In this  newborn year that has yet to tell us any of its intentions, I wish you the fluidity and power of the river…the elegant  strength of the tiger… the wild intensity of the fire… and most of all, I wish you the full realization of the uniqueness you bring to the party of life.  I hope this is the year when your most treasured dream comes true.


The River… The Tiger… The Fire

                  by Jorge Luis Borgesbigstock-Tree-of-a-life25054931

Time is the substance from which I am made.

Time is a river that carries me along,

but I am the river; 

It is a tiger that devours me,

but I am the tiger;

It is a fire that consumes me,

but I am the fire.”



© Cathy Cash Spellman/The Wild Harp & Co. Inc


Posted on December 31st 2013 in Life, Poetry

10 Responses to “A Thought for the New Year”

  1. Diana Says:

    Love this poem, too! Wishing you a brilliant 2014!

  2. Cathy Says:

    So pleased you like the poem…hope 2014 turns out to be the best one yet!
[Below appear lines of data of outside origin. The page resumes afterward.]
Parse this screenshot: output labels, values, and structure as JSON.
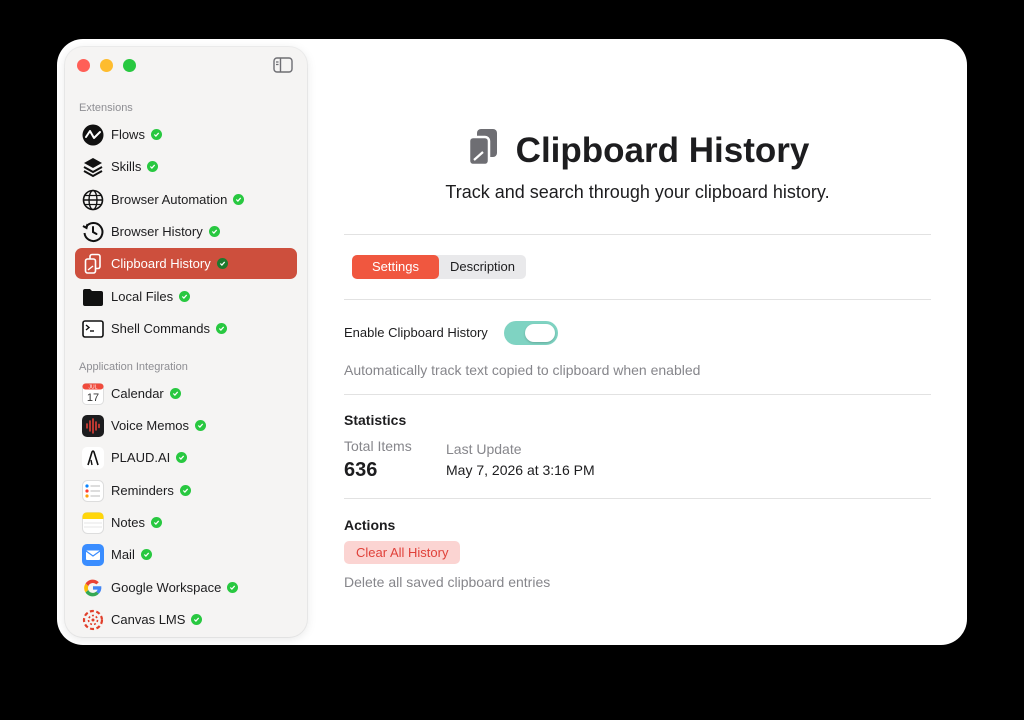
{
  "sidebar": {
    "section_extensions": "Extensions",
    "section_integration": "Application Integration",
    "extensions": [
      {
        "label": "Flows",
        "icon": "flows-icon"
      },
      {
        "label": "Skills",
        "icon": "skills-icon"
      },
      {
        "label": "Browser Automation",
        "icon": "globe-icon"
      },
      {
        "label": "Browser History",
        "icon": "history-icon"
      },
      {
        "label": "Clipboard History",
        "icon": "clipboard-icon",
        "active": true
      },
      {
        "label": "Local Files",
        "icon": "folder-icon"
      },
      {
        "label": "Shell Commands",
        "icon": "terminal-icon"
      }
    ],
    "integrations": [
      {
        "label": "Calendar",
        "icon": "calendar-icon",
        "calendar_month": "JUL",
        "calendar_day": "17"
      },
      {
        "label": "Voice Memos",
        "icon": "voice-memos-icon"
      },
      {
        "label": "PLAUD.AI",
        "icon": "plaud-icon"
      },
      {
        "label": "Reminders",
        "icon": "reminders-icon"
      },
      {
        "label": "Notes",
        "icon": "notes-icon"
      },
      {
        "label": "Mail",
        "icon": "mail-icon"
      },
      {
        "label": "Google Workspace",
        "icon": "google-icon"
      },
      {
        "label": "Canvas LMS",
        "icon": "canvas-icon"
      }
    ]
  },
  "main": {
    "title": "Clipboard History",
    "subtitle": "Track and search through your clipboard history.",
    "tabs": [
      {
        "label": "Settings",
        "active": true
      },
      {
        "label": "Description",
        "active": false
      }
    ],
    "enable_label": "Enable Clipboard History",
    "enable_on": true,
    "enable_help": "Automatically track text copied to clipboard when enabled",
    "statistics_title": "Statistics",
    "total_items_label": "Total Items",
    "total_items_value": "636",
    "last_update_label": "Last Update",
    "last_update_value": "May 7, 2026 at 3:16 PM",
    "actions_title": "Actions",
    "clear_button": "Clear All History",
    "clear_help": "Delete all saved clipboard entries"
  },
  "colors": {
    "accent": "#cd4f3d",
    "tab_active": "#f0573f",
    "toggle_on": "#7fd3c2",
    "check_green": "#28c840",
    "danger_text": "#e0413a",
    "danger_bg": "#fbd4d2"
  }
}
  3. Erica Hutchinson Says:

    Thank you Cathy, it is wonderful poems like this one that really makes you stop and think, may your 2014 be every of what you would wish for.

  4. Cathy Says:

    Your sweet wishes for the New Year are much appreciated, Erica! I’m so happy this poem had meaning for you.

  5. Laura Ripans Says:

    I feel more and more like this poem every year that passes!! My mom would have loved this too! Thanks Cathy!

  6. Cathy Says:

    Hi Laura, so glad you liked the message of the poem. I know you’re right about your Mom, who was so wise about all life’s vicissitudes…she would certainly have understood and approved of the poet’s insight.

  7. Laura Ripnas Says:

    Dear Cathy — I can NOT believe that 2014 is done and we are already at 2015. Why does time go faster and faster every year? Can we make it slow down a bit ?

    Maybe the planet should have “no electronics” for a day. Thinking back to Super Storm Sandy, when the power was out, the days did not go by quickly, but I remember them well. We played checkers in front of the fireplace.

  8. Cathy Says:

    Dear Laura…you are so right! Electronic communications seems to have been the deathnell of leisure and contemplative time! I’m all for power outages and happy times by the fire!

  9. louise Says:

    Dear Cathy
    At long last a way that i might be able to communicate my thanks to you for the buried treasures in your book, thank you for being a wayshower through some Interesting times, Louise


  10. Cathy Says:

    Thank you for your lovely note…I’m sorry it has taken me so long to reply but this has been a difficult year for me. I’m happy to say I’ll be writing and blogging soon again.